No. Unfortunately that's not the case here.

The only way to attempt something like that would be to blindly drill thru my immaculate fiberglass body in the latch region and make a hole to try to screwdriver open the latch.

Is it possible that 4A of 12VDC thru a wall wart plug in AC converter is not enough juice to the trunk solenoid?

Or If I hear it clicking / thump that means it working 100% back there as it should I just have some other problem?

Could the alarm be hanging that up somehow ? (Door locks are open and unlocked - just as I stored car before the battery died).

It is possible to reach from under the car and somehow toggle the latch open (doubt it).
Is it possible to almost make a slim Jim type thin tool to insert in just the right spot of the gap in the trunk and somehow get to that latch (I know I'm stretching here).
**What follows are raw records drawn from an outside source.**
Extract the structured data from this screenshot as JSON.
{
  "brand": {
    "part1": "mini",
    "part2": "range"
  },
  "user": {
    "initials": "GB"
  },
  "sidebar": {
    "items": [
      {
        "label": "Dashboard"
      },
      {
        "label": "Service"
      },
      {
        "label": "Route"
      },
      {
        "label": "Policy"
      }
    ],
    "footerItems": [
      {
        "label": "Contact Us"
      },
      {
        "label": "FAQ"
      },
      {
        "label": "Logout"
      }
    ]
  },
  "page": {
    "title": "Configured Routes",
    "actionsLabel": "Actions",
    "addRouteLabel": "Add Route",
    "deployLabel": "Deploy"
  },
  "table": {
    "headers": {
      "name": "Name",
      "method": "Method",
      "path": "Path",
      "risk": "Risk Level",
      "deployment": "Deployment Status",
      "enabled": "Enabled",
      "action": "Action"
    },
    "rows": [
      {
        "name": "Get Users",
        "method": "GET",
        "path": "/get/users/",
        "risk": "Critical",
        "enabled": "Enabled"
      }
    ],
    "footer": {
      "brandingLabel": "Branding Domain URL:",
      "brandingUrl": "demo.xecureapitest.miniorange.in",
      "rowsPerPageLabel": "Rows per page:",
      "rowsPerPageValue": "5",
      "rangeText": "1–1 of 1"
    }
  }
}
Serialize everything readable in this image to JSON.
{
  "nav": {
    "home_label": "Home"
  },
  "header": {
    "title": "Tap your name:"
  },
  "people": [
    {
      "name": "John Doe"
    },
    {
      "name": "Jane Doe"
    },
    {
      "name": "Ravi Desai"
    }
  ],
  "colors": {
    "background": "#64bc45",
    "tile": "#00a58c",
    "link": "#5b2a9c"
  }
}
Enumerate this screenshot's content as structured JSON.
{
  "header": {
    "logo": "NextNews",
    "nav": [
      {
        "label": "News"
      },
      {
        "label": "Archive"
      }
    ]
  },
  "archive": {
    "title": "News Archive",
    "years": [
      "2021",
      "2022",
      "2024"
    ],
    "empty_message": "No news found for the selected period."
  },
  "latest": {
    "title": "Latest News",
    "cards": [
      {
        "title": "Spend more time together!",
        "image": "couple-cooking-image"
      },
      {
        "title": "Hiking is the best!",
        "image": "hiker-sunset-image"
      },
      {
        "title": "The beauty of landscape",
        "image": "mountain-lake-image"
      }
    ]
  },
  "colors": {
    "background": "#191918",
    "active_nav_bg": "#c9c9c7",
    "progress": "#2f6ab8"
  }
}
But if the lock itself is not there (unknown) would that area already be cleared out and ready to have the latch moved manually??)

Is it worth me trying to rig up or buy a cigarette charger device and try to full charge the car's battery?


Thanks!



Before doing any damage... an option could be to jack the car up, and (with a new battery), use jumper cables connected to the POSITIVE lead on the starter, and anywhere on the ground of the vehicle for negative. The big fat positive cable from the battery goes directly to the starter motor... so that's where I'd connect it.


I think honestly... if you do this, and then have someone shake the trunk up and down while trying to pop the trunk lock, it should pop open. Like you said, it could be hanging up on something... or the trunk mechanism is just really gummed up.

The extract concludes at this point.